Send a spontaneous, out-of-the-blue message like, “Remember that thing we talked about? Ready to make it happen?” or “Just a reminder… you’re still my favorite daydream.” Playful surprises help reignite the spark, reminding you both that excitement and romance can always evolve.
Need more ideas? Here are some simple texts that can reignite your relationship in a subtle and unexpected way:
Safety advice and special considerations
When it comes to sexting, especially in committed relationships, it’s essential to keep safety and privacy in mind.
While it can be a fun way to deepen intimacy, remember that digital messages are sometimes less secure than they appear.

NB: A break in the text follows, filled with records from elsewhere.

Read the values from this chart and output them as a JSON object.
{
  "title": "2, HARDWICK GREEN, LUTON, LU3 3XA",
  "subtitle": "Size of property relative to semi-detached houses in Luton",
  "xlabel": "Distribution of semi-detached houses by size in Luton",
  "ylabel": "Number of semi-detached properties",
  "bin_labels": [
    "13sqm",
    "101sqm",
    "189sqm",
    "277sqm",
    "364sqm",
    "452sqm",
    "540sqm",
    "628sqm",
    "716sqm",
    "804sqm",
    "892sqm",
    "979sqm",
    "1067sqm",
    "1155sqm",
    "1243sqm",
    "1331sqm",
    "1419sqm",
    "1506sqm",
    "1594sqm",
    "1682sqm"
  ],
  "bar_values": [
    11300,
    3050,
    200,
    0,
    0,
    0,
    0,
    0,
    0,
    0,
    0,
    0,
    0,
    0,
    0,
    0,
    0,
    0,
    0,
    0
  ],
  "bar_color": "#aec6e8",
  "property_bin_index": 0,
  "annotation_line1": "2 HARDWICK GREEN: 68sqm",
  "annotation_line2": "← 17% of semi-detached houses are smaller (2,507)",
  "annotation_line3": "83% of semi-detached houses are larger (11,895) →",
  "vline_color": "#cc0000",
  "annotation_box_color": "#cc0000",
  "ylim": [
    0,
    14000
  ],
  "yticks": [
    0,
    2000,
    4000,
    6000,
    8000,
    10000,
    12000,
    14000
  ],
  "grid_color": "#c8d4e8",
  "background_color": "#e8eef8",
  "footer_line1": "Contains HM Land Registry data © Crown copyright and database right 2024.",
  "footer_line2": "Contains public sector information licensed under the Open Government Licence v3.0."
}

Protecting your relationship’s privacy means being mindful of where and how you’re sharing these intimate messages.
Here are a few quick tips to keep your sexting safe and enjoyable:
- Use a secure platform: Opt for messaging apps with strong encryption, like Signal or WhatsApp, for added privacy.
- Avoid public Wi-Fi: Public networks are less secure, making it easier for personal messages to be intercepted.
- Delete after reading: Set messages to disappear after they’re read, or agree to delete them manually to avoid accidental discovery.
- Know your boundaries: Only send what you’re comfortable sharing, and respect each other’s boundaries at all times.
- Be cautious with photos: If sending photos, consider keeping your face out of frame to ensure a bit of anonymity.
Evoke the playful side
There you have it—a fresh, exciting way to deepen your bond and keep your marriage lively! Sexting isn’t just about spicing things up; it’s about keeping the playfulness alive and showing each other that your relationship is anything but ordinary.
Embracing the fun and adventurous side of your relationship can transform even the busiest days into shared, intimate moments. So, don’t hesitate to send that flirty message or plan a little surprise text just to make them smile.
Ready to take the plunge? Start small, build up the tension, and most importantly—enjoy every bit of this new way to connect.
Remember, the best part is creating something that’s unique and special just between the two of you. So, what are you waiting for? Your partner might just be waiting for a message!